Qual o plano econômico da greve?, por VINICIUS TORRES FREIRE, na FOLHA

Publicado em 28/04/2017 02:08

O GOVERNO de Michel Temer assustou-se com o tamanho da greve e dos protestos que, imagina, devem acontecer nesta sexta-feira (28). O protesto vai retardar a tramitação da reforma da Previdência, no mínimo.

Caso os manifestantes derrotem a reforma da Previdência e mesmo levem seus representantes para o governo, o que fariam com as contas públicas, que estariam ainda mais deterioradas em 2019?

Para começar a conversa, um exemplo circunstancial.

Na véspera da tentativa de greve geral saiu o balanço das contas do governo federal de março. O que tem lá?
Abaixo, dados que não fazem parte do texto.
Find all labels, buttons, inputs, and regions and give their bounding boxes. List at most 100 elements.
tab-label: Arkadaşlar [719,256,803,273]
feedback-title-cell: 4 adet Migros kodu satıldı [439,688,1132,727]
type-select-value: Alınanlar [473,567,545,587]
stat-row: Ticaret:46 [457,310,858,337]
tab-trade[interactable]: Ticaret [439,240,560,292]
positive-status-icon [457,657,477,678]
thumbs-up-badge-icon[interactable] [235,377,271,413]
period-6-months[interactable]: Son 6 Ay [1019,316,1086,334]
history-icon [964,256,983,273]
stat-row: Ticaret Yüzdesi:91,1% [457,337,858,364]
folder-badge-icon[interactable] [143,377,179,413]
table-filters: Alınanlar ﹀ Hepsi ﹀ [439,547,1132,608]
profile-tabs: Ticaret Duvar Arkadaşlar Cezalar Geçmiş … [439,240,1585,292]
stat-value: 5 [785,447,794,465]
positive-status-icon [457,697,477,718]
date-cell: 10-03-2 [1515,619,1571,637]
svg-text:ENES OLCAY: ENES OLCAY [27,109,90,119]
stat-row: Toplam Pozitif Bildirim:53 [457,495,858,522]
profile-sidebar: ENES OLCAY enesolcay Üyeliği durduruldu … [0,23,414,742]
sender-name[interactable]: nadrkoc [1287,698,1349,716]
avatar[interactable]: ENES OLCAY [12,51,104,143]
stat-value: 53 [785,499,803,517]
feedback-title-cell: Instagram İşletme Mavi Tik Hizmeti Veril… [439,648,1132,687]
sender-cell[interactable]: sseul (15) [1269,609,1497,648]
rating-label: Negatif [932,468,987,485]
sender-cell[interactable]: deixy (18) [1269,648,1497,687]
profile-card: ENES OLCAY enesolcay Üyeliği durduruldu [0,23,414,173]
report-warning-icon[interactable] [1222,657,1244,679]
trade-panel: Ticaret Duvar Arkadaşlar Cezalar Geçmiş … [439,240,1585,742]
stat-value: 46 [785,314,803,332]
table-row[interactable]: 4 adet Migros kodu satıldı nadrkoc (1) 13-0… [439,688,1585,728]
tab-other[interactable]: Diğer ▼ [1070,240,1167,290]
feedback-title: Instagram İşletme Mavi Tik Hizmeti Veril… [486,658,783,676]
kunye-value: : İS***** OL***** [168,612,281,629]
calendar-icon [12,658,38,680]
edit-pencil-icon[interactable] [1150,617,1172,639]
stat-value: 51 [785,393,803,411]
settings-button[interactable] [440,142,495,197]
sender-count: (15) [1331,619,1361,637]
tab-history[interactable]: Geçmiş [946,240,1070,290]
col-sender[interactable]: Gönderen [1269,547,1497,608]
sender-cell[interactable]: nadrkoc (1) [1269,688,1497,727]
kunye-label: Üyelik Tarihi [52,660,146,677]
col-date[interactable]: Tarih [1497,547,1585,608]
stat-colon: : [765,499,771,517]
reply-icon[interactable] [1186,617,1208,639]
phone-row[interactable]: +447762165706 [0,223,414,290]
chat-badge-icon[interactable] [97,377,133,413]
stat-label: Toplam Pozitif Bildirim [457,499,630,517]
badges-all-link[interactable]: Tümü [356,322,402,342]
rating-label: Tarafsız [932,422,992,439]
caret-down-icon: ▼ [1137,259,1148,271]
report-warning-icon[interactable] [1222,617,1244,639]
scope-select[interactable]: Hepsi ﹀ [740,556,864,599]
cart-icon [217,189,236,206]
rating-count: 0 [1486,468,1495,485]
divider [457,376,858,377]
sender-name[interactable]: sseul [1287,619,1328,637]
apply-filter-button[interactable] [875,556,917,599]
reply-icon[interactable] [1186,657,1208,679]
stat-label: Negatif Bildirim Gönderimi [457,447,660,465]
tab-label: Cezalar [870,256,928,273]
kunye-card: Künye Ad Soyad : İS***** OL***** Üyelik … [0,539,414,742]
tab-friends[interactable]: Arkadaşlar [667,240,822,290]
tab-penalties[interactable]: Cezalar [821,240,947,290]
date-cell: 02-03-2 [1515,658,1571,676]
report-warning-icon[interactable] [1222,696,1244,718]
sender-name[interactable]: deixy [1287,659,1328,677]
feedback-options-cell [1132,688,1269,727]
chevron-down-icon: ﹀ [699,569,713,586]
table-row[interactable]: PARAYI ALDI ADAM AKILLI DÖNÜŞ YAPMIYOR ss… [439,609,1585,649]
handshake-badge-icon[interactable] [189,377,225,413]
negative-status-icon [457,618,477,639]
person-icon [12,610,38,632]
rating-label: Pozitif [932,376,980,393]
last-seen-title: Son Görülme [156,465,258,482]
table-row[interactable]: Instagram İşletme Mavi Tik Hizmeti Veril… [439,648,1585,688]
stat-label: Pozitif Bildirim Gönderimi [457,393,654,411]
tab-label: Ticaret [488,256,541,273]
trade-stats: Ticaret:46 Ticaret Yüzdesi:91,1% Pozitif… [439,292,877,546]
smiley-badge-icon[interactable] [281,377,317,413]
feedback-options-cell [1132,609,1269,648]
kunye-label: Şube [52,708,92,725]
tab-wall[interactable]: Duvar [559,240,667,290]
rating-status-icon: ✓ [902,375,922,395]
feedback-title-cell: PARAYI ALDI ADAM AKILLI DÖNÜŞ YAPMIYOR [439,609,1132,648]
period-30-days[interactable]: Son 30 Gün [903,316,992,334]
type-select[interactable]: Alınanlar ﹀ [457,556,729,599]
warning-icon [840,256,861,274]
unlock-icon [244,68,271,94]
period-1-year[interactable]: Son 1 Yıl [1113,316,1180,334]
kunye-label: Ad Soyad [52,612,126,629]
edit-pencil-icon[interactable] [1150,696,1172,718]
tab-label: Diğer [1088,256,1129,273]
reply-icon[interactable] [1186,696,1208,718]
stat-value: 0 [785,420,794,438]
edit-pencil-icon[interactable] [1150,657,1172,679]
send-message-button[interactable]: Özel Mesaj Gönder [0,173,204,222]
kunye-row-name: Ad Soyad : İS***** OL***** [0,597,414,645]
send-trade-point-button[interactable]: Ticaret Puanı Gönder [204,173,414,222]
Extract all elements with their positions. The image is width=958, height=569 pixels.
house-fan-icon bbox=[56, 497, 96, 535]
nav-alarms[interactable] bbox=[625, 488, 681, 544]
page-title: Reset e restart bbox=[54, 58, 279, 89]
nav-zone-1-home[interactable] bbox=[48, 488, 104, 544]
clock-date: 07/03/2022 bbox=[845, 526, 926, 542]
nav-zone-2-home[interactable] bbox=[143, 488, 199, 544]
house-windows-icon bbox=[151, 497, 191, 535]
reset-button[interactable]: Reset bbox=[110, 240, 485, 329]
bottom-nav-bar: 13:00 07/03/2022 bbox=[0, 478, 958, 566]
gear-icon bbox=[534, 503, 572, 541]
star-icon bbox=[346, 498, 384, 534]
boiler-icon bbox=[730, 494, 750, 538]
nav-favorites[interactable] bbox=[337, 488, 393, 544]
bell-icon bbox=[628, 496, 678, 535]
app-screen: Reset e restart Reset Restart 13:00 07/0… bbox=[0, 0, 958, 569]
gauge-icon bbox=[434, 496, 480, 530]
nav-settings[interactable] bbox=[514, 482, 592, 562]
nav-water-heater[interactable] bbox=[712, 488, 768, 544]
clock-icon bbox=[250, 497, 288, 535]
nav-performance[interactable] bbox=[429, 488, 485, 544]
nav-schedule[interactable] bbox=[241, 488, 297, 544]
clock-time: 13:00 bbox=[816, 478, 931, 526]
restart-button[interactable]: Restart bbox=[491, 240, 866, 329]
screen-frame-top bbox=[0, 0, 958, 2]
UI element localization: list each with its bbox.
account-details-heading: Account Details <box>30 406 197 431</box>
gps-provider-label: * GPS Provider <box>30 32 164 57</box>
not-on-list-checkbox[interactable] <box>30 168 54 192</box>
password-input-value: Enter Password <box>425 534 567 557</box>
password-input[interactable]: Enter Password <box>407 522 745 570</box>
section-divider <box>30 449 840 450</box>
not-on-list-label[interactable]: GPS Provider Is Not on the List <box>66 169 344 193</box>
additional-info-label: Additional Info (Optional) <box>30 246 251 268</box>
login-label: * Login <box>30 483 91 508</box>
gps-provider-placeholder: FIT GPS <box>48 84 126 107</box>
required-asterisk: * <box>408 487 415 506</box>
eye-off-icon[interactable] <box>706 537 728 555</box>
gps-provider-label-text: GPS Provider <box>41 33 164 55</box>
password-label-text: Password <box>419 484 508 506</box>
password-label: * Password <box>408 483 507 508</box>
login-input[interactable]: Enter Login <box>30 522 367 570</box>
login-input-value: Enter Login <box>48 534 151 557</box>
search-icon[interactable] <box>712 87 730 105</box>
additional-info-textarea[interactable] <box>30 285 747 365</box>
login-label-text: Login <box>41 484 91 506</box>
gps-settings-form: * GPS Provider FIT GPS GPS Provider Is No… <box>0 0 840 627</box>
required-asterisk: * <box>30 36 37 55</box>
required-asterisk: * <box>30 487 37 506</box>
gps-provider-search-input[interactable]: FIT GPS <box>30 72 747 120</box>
1) Neste primeiro trimestre, os gastos do governo federal ficaram estáveis, se calculados como proporção do PIB, do tamanho da economia;

2) Em valores absolutos, em dinheiro, a despesa caiu uns 3,5% (no acumulado dos últimos 12 meses). Descontando a Previdência, o gasto federal caiu 10%. Na Previdência, cresceram mais de 7%. Gasto real, corrigido pela inflação;

3) Para compensar o aumento da despesa previdenciária, o talho é feito, claro, nas outras poucas despesas em que o governo pode mexer. O investimento "em obras" caiu terríveis 31% em um ano;

4) Mesmo na hipótese pretérita de que fosse aprovada a reforma da Previdência deste governo, gastos com aposentadorias, pensões etc. continuariam a crescer. Na reforma aparada, crescerão ainda mais.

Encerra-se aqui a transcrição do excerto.